Immersive theatre is billed as a thrilling and intimate alternative to traditional drama, but it smacks of triviality and low-level fascism
You Me Bum Bum Train takes audience participation to the limit
Not long ago, the audience in a theatre was there to watch a play. Nowadays, the audience is the play, or at least the protagonist in a production that is animated by the paying customer.
Recently I visited an abandoned electricity board building in Bethnal Green, east London, signing away my possessions and jacket on the door. My loafers were gaffer-taped to my socks; I was placed in a wheelchair; pushed through swing doors; and berated about the bad form of an American football team. Two seconds later, I was in a locker room, delivering a pep talk while 15 hunks glowered at me through facepaint and helmet guards.
And that was just the start. Over the next 40 minutes, I entered a tunnel lying on my back for an MRI scan, emerging through a sushi restaurant and a lost luggage department and then (still on my back) into the undercarriage of a car, and next a garage where I had to explain why the car wasn’t ready.

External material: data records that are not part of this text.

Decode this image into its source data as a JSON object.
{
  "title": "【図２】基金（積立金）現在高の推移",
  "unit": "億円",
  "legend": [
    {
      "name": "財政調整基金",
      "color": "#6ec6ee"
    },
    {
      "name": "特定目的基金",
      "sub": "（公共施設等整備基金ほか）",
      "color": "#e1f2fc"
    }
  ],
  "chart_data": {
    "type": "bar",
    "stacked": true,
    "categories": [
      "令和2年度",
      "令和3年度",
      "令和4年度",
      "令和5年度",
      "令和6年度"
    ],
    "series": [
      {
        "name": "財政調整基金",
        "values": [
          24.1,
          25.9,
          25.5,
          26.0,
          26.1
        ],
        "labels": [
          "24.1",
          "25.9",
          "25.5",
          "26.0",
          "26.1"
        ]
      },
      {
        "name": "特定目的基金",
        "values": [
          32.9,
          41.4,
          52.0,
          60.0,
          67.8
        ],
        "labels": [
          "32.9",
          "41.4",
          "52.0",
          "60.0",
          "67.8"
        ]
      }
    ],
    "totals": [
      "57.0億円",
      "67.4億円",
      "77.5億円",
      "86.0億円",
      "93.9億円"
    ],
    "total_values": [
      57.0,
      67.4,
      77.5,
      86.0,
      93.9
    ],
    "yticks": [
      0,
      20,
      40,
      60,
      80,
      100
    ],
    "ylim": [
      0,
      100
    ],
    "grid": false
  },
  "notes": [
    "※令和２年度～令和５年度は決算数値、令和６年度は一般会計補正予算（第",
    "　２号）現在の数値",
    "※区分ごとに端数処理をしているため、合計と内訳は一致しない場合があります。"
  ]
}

Hustled unceremoniously onwards, I gave a briefing on the BP oil spill, took questions on my shares in the company, delivered a sermon at a gospel meeting (I was in the wheelchair again and stupidly omitted to rise out of it on a tide of hallelujahs), and signed copies of a book I had published on “Happiness,” assuming the demeanour of a professional grouch.
By this time the grouchiness came easily. I had been passed through a moshing, baying crowd, been shoved in a cupboard while “robbing” a sleeping woman (who woke up) and sent down a chute to a rubbish tip. My humiliation was completed at a karaoke bar where a gameshow host made me sing Johnny Cash’s “Ring of Fire” to a small, uninterested audience.
Of course, everything I hated about the show You Me Bum Bum Train—the bullying, the coerciveness, the physical rough-house, the illusion of “empowerment”—is everything many people and some critics loved. The title is also the name of the company, which has been doing similar shows for some years; this latest one was co-presented by the Barbican Centre in July.
In a way, YMBBT is the ultimate experience in “immersive” theatre, a term which also embraces the work of Punchdrunk. The company’s version of The Masque of the Red Death left audiences to roam the gothic corridors of the BAC venue in Battersea; most recently, it applied these modes of “participation” in an operatic version of the Jacobean tragedy The Duchess of Malfi, co-presented by the ENO in a secret warehouse destination. And this summer the BAC hosted a “One-on-One” festival offering a number of experiences for a solo audience, including singing karaoke with a serving soldier, or being bathed naked, then hugged and fed by performance artist Adrian Howells.
Many of these events could be interpreted as bids to restore an intimacy threatened by this age of cultural fragmentation. At last year’s Edinburgh Festival, the Flemish company Ontroerend Goed consigned an audience of just five people to individual actors; my beautiful “partner” tried to crack my reserve with liqueurs by candlelight and then schmoozed me on the dance floor. She took my number. Who was she, or I, kidding?
The practitioners in this field routinely decry more familiar audience-participation routines such as the hissing of villains and singing of songs in pantomimes as old hat. But, really, how passive are you at a performance of a Beethoven symphony or King Lear? The director Peter Brook points out that you don’t have to “join in” to participate fully in a performance. A successful interaction with the stage demands a reactive audience; that’s how any good theatre happens, even in the west end.
Even so, the idea of the audience as protagonist is not new. In the 1960s, the Living Theatre of America put on shows in which actors and audience copulated on stage together. That same decade, composer John Cage and artist Allan Kaprow created “Happenings,” performances which relied on audience participation, and experimental Polish director Jerzy Grotowski turned the interaction of his players with the audience into a kind of holy theatre communion.
But in the recent British shows, the actors are not usually as accomplished as the Living Theatre’s or Grotowski’s and the projects smack of triviality as well as a low-level fascism in their treatment of the “up for it” audience. Nor is there any underpinning philosophy: it’s just party time, and you’d better join in.
I dread to think what would happen at YMBBT if a customer tried to, say, resign as the football coach or smack the gameshow host in the mouth. But that will never happen. The audience is complicit from the start, so the dynamic of the show, which is more like a ghost-train ride than a theatrical experience, is as pre-ordained as in any conventional entertainment.